Higher speed limits take effect Friday in Oklahoma with the new speed limit on some highways reaching 75 mph from the current 70 mph limit.
Gov. Kevin Stitt signed House Bill 1071 into law in April. Lawton Rep. Daniel Pae was the House author while Sen. John Michael Montgomery of Lawton was the author in the Senate.
As it was written and approved, the new law will allow speed limits to be increased on parts of turnpikes outside of city limits. But anyone who’s driven the interstates in the past several weeks would think the speed limits had already taken effect. It was nothing to drive 75 or even 80 mph and still be constantly passed by other drivers.
“While we wanted to increase the speed limit on our turnpikes and state highways, we also worked to ensure the safety of Oklahoma drivers,” Pae said. “We will use traffic and engineering studies that take into consideration things such as traffic density and infrastructure quality to determine where we could safely increase these speed limits.”
Pae said the speed limits in the bill will be implemented gradually, sensibly and safely according to KOCO TV News.

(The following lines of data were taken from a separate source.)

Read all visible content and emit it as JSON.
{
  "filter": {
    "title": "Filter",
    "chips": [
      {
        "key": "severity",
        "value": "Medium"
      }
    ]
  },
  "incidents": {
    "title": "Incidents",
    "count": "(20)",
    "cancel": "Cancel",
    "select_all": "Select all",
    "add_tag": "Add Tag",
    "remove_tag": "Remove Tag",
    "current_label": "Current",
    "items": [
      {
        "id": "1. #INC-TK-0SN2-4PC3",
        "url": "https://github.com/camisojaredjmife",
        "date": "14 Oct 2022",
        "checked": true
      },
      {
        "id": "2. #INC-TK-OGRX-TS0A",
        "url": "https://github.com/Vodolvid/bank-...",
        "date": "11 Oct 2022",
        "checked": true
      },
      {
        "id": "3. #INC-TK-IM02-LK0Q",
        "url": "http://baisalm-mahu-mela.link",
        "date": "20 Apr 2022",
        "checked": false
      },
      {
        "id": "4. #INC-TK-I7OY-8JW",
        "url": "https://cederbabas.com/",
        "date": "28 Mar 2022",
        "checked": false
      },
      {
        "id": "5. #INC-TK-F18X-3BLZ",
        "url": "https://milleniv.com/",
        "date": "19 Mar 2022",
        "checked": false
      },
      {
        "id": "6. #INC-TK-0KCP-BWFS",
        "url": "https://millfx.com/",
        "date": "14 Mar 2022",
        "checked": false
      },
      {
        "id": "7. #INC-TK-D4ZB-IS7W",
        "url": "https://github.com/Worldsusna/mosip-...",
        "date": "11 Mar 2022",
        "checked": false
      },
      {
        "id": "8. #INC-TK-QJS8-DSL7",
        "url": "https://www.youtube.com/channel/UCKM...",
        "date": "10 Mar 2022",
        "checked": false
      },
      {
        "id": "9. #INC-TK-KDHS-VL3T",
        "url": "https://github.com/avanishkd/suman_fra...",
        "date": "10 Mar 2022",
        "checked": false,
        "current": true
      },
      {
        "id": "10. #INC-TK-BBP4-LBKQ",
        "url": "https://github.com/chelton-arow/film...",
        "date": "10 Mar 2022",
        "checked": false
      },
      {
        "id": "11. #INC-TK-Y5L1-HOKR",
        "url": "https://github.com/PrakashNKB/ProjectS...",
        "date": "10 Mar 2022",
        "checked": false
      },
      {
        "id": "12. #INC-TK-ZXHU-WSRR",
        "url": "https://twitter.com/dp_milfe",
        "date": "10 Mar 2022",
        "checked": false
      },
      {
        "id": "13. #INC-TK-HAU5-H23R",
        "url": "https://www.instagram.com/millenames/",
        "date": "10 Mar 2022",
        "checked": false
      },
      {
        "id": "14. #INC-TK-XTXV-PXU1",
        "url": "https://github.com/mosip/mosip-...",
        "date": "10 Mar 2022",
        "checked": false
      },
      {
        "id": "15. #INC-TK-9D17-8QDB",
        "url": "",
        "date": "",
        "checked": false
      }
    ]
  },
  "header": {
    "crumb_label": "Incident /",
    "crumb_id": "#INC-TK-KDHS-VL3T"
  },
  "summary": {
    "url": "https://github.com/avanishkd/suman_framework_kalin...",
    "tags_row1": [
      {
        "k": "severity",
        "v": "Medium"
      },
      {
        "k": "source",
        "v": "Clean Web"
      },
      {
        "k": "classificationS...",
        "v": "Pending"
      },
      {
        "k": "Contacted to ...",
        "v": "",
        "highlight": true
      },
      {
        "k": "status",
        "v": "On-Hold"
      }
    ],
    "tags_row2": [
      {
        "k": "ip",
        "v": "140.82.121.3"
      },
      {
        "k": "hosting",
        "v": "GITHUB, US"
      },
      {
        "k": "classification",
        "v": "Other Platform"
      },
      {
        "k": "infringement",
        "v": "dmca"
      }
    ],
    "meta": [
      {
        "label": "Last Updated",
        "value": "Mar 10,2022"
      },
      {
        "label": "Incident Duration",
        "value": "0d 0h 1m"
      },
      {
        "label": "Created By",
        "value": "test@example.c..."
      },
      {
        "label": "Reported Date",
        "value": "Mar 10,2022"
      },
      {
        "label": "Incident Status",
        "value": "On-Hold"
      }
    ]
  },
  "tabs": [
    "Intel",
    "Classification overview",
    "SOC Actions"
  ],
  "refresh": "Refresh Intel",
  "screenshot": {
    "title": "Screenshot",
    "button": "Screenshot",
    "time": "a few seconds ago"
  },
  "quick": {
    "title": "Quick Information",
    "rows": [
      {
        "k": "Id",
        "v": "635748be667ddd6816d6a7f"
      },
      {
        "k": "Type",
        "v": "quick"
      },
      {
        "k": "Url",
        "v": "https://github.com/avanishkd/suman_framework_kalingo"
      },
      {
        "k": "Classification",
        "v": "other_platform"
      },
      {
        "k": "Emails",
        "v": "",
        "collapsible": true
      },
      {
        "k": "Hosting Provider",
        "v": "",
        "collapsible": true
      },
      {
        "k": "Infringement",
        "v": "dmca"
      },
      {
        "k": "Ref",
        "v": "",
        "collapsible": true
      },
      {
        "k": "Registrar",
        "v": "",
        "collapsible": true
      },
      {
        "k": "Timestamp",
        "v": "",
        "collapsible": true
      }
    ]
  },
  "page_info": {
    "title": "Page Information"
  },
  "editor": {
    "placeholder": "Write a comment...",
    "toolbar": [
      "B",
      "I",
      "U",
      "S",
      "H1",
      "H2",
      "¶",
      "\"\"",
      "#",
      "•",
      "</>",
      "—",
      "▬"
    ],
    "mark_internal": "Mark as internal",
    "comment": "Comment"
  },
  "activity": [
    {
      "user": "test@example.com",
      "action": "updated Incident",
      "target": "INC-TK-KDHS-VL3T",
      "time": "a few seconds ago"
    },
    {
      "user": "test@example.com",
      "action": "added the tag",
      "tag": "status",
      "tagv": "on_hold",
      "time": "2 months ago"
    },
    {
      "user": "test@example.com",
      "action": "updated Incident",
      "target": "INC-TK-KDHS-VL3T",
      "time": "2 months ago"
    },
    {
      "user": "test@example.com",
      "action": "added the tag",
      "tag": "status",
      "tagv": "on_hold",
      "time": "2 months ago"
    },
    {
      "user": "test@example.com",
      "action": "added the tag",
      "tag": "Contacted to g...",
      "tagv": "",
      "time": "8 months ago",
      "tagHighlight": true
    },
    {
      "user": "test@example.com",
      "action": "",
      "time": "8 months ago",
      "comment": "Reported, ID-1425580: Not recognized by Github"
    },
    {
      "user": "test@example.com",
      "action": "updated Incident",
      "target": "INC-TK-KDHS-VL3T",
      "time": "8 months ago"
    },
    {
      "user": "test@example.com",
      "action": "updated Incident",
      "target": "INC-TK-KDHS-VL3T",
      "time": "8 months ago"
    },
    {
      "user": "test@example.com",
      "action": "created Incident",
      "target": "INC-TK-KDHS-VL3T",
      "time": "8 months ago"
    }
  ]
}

According to the Oklahoma Turnpike Authority, speed limits will not immediately go up on Friday. In conjunction with the Department of Transportation, OTA officials are conducting a speed study across the state, which should be completed some time in the first quarter of 2020.
Once the study is complete, a determination will be made to see if and where speed limits will be able to safely be increased across the state, OTA officials said.
Oklahoma has been the only state in the region to remain with a 70 mph speed limit for several years. Texas, Arkansas, Kansas, New Mexico and Colorado have speed limits of up to 75 mph on most highways.